Stanley Knowles

Editorial: On the side of real justice

By 
  • January 18, 2024

It’s hardly The Catholic Register’s place to editorially sermonize our separated fellow Christians in the United Church about their theology.

Yet even in this time of Prayer for Christian Unity, we can’t suppress expressing our dismay at its leadership’s recent public letter attacking Israel.

Nor can we help pondering what great figures from the United Church’s past would make of the missive current moderator Rev. Michael Blair sent to Prime Minister Justin Trudeau and other Canadian parliamentarians last week.

More than memory lane is in play. When Canada’s largest Protestant denomination was popularly known as the NDP at prayer, its clergy and leaders served as key political voices of the Main Street left in Canada’s politics.

Among them was Stanley Knowles, an ordained United Church minister and long-time CCF-NDP MP still revered as Canada’s “dean of parliamentarians” for his gracious comportment and unparalleled knowledge of House of Commons procedure.

We picture Knowles spinning in his grave over current Rev. Blair’s cheerleading for the propaganda libel that Israel stands guilty of “genocide” in its existential battle against the murderous, rapist thugocracy Hamas.

As Eleanor Stebner, of the University of Winnipeg’s faculty of theology, wrote in a 1998 biographical essay on Knowles, he was a “staid soul” for whom cheerleading itself was “of merit only in tempered measure.” Would that the spirit of Knowles had stayed the current moderator’s hand from publishing last week’s intemperate anti-Israel epistle.

In his 1981 PhD thesis on Canadian pacifism from 1900 to 1945, Thomas Paul Socknat makes the case that Knowles and his post-war Social Gospel circle rejected the absolutist pacifist claim that war is always antithetical to justice and mercy. Their  reckoning doubtless followed the irrefutable evidence of the Second World War, especially the Holocaust, that violent militarism must at times be met with superior force.

Meeting and defeating bloodthirsty Jew-haters is precisely what Israel has done since its founding. It is what Israel has been doing since the Oct. 7 slaughter of innocents unleashed by Hamas in a militarily purposeless evil frenzy. It is what the Jewish State must do given insistence by Hamas leaders they are intent on raping, slitting throats and beheading Jews whenever given the chance.

Yet what says the moderator of the United Church of Canada? He sides with the South African government’s legal circus act at the International Court of Justice seeking to declare Israel guilty of “genocide.” Genocide? When the six million Jews who died in the Holocaust were the reason the word “genocide” was coined? For the United Church moderator, apparently so. Without evidence, without context of cause and effect, the Jewish people are put in the dock and condemned.

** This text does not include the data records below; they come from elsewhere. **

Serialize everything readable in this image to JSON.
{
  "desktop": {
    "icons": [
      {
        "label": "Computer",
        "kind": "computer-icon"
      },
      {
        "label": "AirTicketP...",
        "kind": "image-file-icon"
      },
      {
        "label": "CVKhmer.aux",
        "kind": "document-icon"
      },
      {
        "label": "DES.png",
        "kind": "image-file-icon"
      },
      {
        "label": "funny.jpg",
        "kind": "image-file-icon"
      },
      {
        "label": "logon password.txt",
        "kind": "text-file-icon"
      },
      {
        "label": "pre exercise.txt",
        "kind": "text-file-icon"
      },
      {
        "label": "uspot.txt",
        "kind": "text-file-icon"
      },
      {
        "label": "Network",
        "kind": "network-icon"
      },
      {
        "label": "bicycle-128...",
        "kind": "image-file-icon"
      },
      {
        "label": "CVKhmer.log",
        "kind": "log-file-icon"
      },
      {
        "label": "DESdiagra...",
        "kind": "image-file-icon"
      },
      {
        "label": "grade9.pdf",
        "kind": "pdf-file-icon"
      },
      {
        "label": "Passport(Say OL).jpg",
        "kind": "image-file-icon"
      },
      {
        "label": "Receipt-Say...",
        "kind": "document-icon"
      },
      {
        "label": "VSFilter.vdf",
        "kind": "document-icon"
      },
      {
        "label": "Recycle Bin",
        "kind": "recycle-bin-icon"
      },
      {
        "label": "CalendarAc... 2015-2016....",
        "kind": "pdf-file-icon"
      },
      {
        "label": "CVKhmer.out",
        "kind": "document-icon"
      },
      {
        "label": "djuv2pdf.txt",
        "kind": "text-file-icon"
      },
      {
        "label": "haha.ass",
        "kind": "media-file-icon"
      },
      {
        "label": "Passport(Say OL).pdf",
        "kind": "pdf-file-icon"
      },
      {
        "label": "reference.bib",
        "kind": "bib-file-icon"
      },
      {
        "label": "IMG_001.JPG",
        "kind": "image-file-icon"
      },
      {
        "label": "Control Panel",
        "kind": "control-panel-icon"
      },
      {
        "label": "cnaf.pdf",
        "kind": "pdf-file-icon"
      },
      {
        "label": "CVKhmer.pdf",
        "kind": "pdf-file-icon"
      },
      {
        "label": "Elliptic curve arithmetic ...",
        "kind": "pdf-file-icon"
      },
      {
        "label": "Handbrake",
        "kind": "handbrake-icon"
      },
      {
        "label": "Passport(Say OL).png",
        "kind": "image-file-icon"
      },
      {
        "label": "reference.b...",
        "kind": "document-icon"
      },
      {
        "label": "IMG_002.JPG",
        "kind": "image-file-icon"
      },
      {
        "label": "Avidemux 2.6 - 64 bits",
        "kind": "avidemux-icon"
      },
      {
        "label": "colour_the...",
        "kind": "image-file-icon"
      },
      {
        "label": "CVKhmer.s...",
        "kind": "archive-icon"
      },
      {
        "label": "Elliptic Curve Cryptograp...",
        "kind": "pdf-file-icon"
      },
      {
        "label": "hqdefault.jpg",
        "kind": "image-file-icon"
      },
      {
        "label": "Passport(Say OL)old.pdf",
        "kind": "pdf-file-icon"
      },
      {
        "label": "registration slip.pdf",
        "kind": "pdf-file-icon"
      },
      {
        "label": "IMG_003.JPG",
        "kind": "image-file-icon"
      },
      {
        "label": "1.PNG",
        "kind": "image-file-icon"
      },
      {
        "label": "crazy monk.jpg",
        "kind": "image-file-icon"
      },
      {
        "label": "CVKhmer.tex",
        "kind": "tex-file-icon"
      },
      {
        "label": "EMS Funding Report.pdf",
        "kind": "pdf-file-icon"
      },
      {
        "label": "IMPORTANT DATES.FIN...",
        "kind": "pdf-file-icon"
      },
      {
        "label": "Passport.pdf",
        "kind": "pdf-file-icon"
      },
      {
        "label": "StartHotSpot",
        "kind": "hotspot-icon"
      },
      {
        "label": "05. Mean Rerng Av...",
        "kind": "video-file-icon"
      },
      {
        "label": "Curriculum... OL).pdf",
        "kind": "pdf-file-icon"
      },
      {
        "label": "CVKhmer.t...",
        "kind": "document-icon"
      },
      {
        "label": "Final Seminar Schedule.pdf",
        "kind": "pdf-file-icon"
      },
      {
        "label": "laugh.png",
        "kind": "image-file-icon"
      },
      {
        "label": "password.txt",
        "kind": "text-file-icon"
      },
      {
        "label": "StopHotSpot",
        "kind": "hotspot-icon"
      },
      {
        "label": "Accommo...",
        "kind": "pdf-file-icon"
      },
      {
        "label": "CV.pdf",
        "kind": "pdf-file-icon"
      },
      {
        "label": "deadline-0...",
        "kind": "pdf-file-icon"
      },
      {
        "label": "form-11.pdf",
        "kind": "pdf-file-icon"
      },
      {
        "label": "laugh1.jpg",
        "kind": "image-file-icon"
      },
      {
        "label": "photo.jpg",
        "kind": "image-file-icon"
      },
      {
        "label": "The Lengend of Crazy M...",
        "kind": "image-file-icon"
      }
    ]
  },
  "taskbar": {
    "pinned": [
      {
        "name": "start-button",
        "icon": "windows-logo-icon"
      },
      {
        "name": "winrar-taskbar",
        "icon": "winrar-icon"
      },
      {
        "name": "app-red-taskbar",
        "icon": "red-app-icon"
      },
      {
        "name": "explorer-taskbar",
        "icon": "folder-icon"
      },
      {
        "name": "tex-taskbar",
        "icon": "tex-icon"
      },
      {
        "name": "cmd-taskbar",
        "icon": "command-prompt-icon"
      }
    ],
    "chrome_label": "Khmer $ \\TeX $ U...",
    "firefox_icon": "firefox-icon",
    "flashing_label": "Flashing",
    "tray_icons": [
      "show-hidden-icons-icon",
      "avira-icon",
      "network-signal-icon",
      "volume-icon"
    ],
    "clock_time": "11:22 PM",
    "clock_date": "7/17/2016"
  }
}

“As Israel’s war on Gaza intensifies, I write to amplify the voices of people of The United Church of Canada and the hundreds of thousands of Canadians urging the government to take moral and decisive actions to support justice and peace,” Rev. Blair writes.

Despite his stated appeal for justice, the sentence stands as gaslighting unbecoming a man of the cloth. Israel’s war is not against “Gaza,” i.e., the horribly suffering Palestinian people. It is against Hamas. It is war that Hamas leaders would have spared Palestinians by a) not invading Israel, b) not ravaging the Jewish population, c) not running back to Gaza with hostages or d) coming out with their hands up to surrender and face justice for their wicked crimes.

Nowhere in the letter’s appeal for justice and mercy is there any counterbalancing acknowledgement of the 1,200 Israelis exterminated with animalistic cruelty by the far right extremists of Hamas.

No. Rev. Blair instead sides with South Africa against Canada’s ally Israel in perpetuating the libel of Jewish “genocide” guilt. He then urges our Prime Minister to forbid sale of weapons to Israel. He conveniently skips the reality that the vast majority of those killed on Oct. 7 were unarmed and defenceless just as he now apparently wishes the Jewish State to be.

Past United Church moderators have denied the divinity of Jesus, and argued for their “right” to lead a Christian denomination while professing atheism. That’s their theology. They’re welcome to it.

But diminishment of the once authoritative Christian voice of the United Church in Canada’s public square cannot go unremarked. Dismay hardly covers it.